Electrical engineering is the story of modern human progress. On the list of achievements with the strongest societal effect, electrical engineering figures prominently. From computers, the Internet and fibre optics to telephones, radio and television, the discipline has evolved from electrification and simple circuits to striking technological complexity and interdisciplinarity. Modern electrical engineering now spans across areas of electronics and photonics, telecommunications and signal processing, and robotics and power engineering.

As exciting disruptive technologies — such as artificial intelligence (AI), autonomous cars, metaverse and advanced chips at the limit of atomic scale — come to the fore, society finds itself battling uncertainty in view of geopolitical tensions, accelerated climate change and global health crises. At this juncture, we hope to craft the story of electrical engineering to resonate with and inspire engineers and scientists, entrepreneurs and policy makers, students and any curious mind interested in the field. In this inaugural issue, Nature Reviews Electrical Engineering sets out on its mission to inform and educate readers on a plethora of subjects in the tradition established by the Nature portfolio of journals, with high editorial standards and an unwavering commitment to promoting diversity and inclusion in science communication and publishing.
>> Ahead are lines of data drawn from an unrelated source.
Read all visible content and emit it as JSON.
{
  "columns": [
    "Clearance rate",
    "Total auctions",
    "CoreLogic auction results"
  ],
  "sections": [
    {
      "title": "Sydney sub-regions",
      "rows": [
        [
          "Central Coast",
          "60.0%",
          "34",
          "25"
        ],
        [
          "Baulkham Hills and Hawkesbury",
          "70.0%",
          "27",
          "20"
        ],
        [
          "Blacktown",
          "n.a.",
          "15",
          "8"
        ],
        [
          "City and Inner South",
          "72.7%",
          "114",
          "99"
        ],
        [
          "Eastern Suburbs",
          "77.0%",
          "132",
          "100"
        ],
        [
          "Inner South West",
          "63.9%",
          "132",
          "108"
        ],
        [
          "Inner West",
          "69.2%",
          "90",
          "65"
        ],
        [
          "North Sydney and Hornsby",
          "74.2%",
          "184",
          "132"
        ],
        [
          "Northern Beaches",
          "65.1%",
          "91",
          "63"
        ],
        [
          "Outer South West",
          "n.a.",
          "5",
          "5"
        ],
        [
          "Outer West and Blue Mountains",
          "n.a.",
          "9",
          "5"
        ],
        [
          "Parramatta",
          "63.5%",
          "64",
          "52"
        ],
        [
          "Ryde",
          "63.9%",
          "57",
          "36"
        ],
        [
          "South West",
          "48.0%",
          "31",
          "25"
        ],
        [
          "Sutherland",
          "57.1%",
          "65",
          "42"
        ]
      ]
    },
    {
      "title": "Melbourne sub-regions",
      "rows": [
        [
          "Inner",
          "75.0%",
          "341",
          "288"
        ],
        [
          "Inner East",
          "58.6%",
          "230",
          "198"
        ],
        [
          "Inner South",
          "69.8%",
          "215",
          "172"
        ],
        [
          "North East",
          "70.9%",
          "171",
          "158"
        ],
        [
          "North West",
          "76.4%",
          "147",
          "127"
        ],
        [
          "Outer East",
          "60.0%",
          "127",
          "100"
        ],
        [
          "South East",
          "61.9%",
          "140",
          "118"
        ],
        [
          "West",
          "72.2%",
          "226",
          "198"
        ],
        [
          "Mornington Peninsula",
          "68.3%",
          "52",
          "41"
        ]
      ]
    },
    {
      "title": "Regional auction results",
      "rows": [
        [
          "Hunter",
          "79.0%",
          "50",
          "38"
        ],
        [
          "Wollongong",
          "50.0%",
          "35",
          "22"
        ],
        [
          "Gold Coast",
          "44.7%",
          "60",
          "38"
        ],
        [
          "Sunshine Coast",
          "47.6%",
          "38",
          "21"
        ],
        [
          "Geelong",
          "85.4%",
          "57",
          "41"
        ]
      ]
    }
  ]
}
In our pages, we will discuss how electrical engineering can make a difference in tackling global challenges with its cutting-edge technologies. For example, to ensure access to affordable and reliable energy, integrating renewable energy sources into the existing grids and ensuring grid resilience to extreme weather is being explored. To combat climate change and improve air quality in cities, advanced battery and power electronics technologies are being developed to enable the successful transition towards electric-powered road transport. In healthcare, robotic surgery, implantable electronics, lab-on-chip technologies and AI-powered medical imaging hold vast potential for improving health care, from diagnostics to remote monitoring.

Apart from covering a broad range of important technologically relevant topics, the content of Nature Reviews Electrical Engineering will extend beyond publishing applied academic research concerned with the subject of electrical engineering. Rather, to encourage broader collaboration between scientists, engineers and industry, we aim to provide a highly inclusive platform for the exchange of scientific ideas and engineering solutions by putting a spotlight on engineering research conducted by commercial research and development entities whose primary focus is on developing new products and technologies. Arguably, industrial research produces the most tangible and immediate real-life effects but its achievements and the researchers behind them are rarely celebrated in the world of scientific publishing, an omission that we hope to correct. The main issue lies in the contradiction between two principles: voluntary disclosure of research findings dictated by scientific publishing and protection of intellectual property required by the private sector. In this context, publishing primary industrial research may prove challenging. However, we can help our authors from industry craft their review articles to provide just the right amount of scientific detail and strike a middle ground between unfettered transparency and superficial reporting.

“the Nature Reviews way, by conveying sophisticated technical concepts and the underlying science through accessible scientific language that can be easily understood”

But above all, we are here to facilitate the communication in our community of highly specialized professionals working in more than 400 different subfields. And we want to do it the Nature Reviews way, by conveying sophisticated technical concepts and the underlying science through accessible scientific language that can be easily understood by experts and non-specialists alike. By that, we mean handling every article from the perspective of experts coming from different scientific backgrounds. This approach is not about oversimplification and stripping an article of every scientific detail. Instead, we aim to discuss what is really important, the ideas at the heart of a research topic, and the compromise between in-depth scientific detail and easy-to-grasp concepts. We herein invite the whole of the electrical engineering community to join our Nature Reviews family where fundamental, applied and engineering research converge to transform scientific knowledge into practical applications using the art of communicating information in a way such that nothing is lost in translation.